Q: Why did you steal Guy Fieri’s Lamborghini and then frame a teenager?A: Yes.

Q: You openly admit to being an ex-addict. Plently of ex-addicts can’t drink at all, because if they do it tumbles into drugs again. How are you able to still drink and continue to live your lifestyle without slipping?
A: I am a VERY unusual case. You are correct. Most people who kick heroin and cocaine have to give up on everything. Maybe cause my experiences were so awful in the end, I’ve never been tempted to relapse.

Q: What would you say your best/worst experience was on drugs?
A: Combing the shag carpet for paint chips in the hope that they were fallen crack bits. Smoking them anyway.

Q: Considering you and Ted Nugent are from pretty much opposite ends of the spectrum, what was it like to have him on your show? Did y’all joke around off camera. The episodes that he was in on “No Reservations” were probably my favorite. And also, you’re my favorite person ever.
A: I’m proud of the fact that I can be friends with someone with whom I disagree violently about absolutely everything.

Q: What was your favorite episode of No Reservations you did?
A: I’m proudest of Rome.

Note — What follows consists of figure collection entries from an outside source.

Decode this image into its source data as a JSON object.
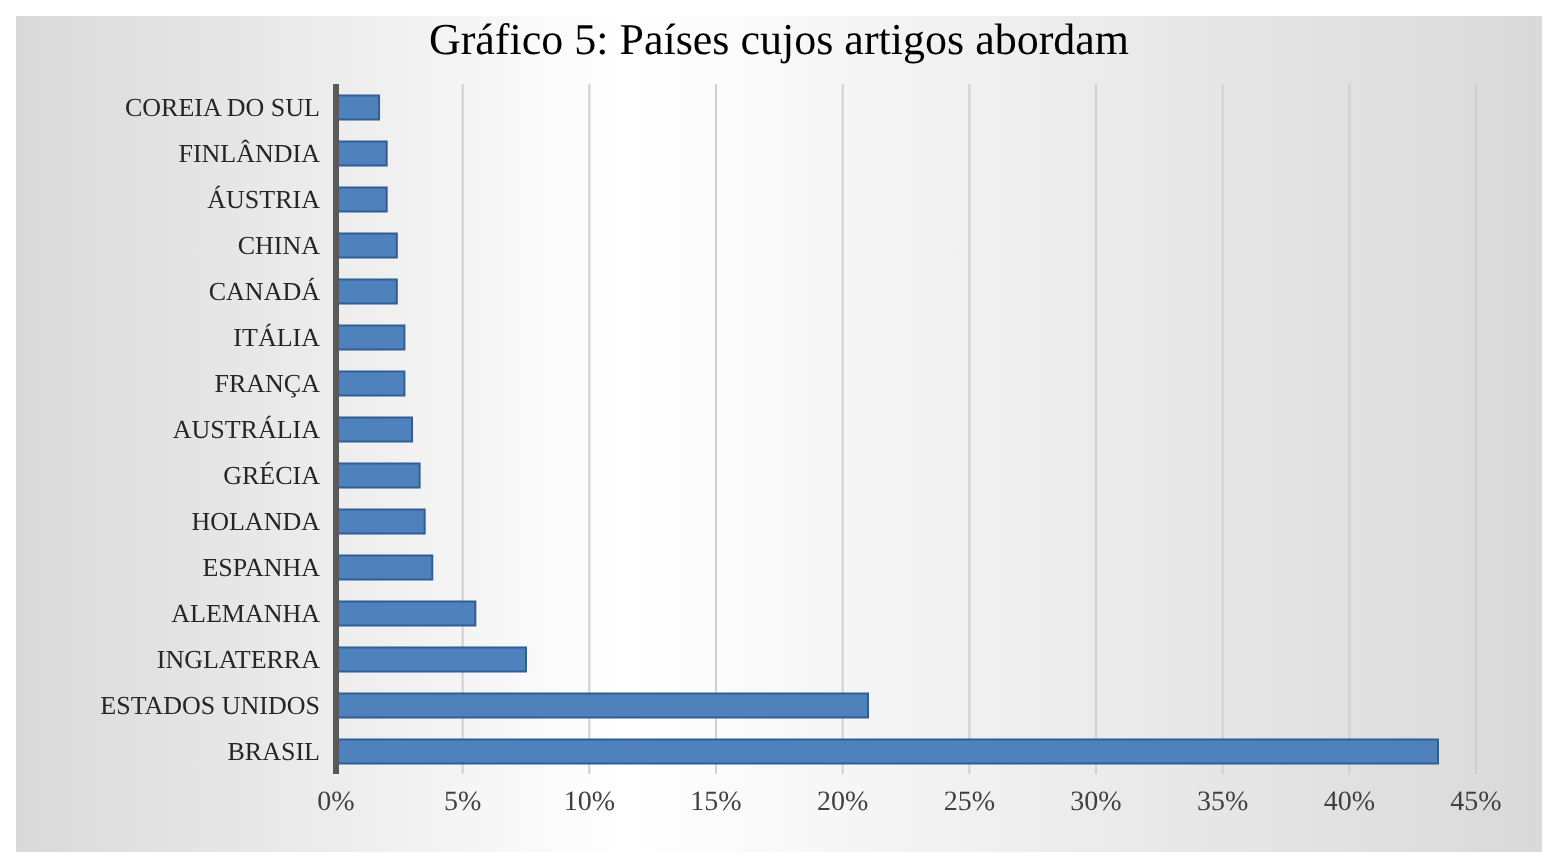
{
  "chart_data": {
    "type": "bar",
    "orientation": "horizontal",
    "title": "Gráfico 5: Países cujos artigos abordam",
    "categories": [
      "COREIA DO SUL",
      "FINLÂNDIA",
      "ÁUSTRIA",
      "CHINA",
      "CANADÁ",
      "ITÁLIA",
      "FRANÇA",
      "AUSTRÁLIA",
      "GRÉCIA",
      "HOLANDA",
      "ESPANHA",
      "ALEMANHA",
      "INGLATERRA",
      "ESTADOS UNIDOS",
      "BRASIL"
    ],
    "values": [
      1.7,
      2,
      2,
      2.4,
      2.4,
      2.7,
      2.7,
      3,
      3.3,
      3.5,
      3.8,
      5.5,
      7.5,
      21,
      43.5
    ],
    "color": "#4f81bd",
    "xlim": [
      0,
      45
    ],
    "xticks": [
      {
        "value": 0,
        "label": "0%"
      },
      {
        "value": 5,
        "label": "5%"
      },
      {
        "value": 10,
        "label": "10%"
      },
      {
        "value": 15,
        "label": "15%"
      },
      {
        "value": 20,
        "label": "20%"
      },
      {
        "value": 25,
        "label": "25%"
      },
      {
        "value": 30,
        "label": "30%"
      },
      {
        "value": 35,
        "label": "35%"
      },
      {
        "value": 40,
        "label": "40%"
      },
      {
        "value": 45,
        "label": "45%"
      }
    ],
    "grid": "x"
  }
}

Because everybody said it was the stupidest idea ever–to make food porn in black and white.

Q: You’ve said before that you are kind of overprotective of your daughter. If she decides that she wants to get into the culinary industry and become a chef, what would your reaction be?
A: Horror. Fear. Eventually pride that she’d want to do such a difficult thing.

Q: I’m from San Francisco and live in Amsterdam. You hated Amsterdam didn’t you? (The food here sucks.)
A: Amsterdam may not be the first place I think of as a food destination but I liked it fine! #420

Q: Are you and Andrew Zimmern actually friends? You seem incredibly different.
A: Andrew is actually a great guy. Very smart, very funny, very loyal. We have a lot more in common than you might think.

Q: What prompted the move to CNN? Was it issues with Travel Channel a la the Cadillac product integration debacle, or simply a chance to do something in a different vain than “No Reservations”.
A: CNN is letting me and my crew make smarter TV in places that Travel never would have allowed. Also–the new regime at Travel were a pretty unpleasant, uninspiring bunch. I saw the writing on the wall.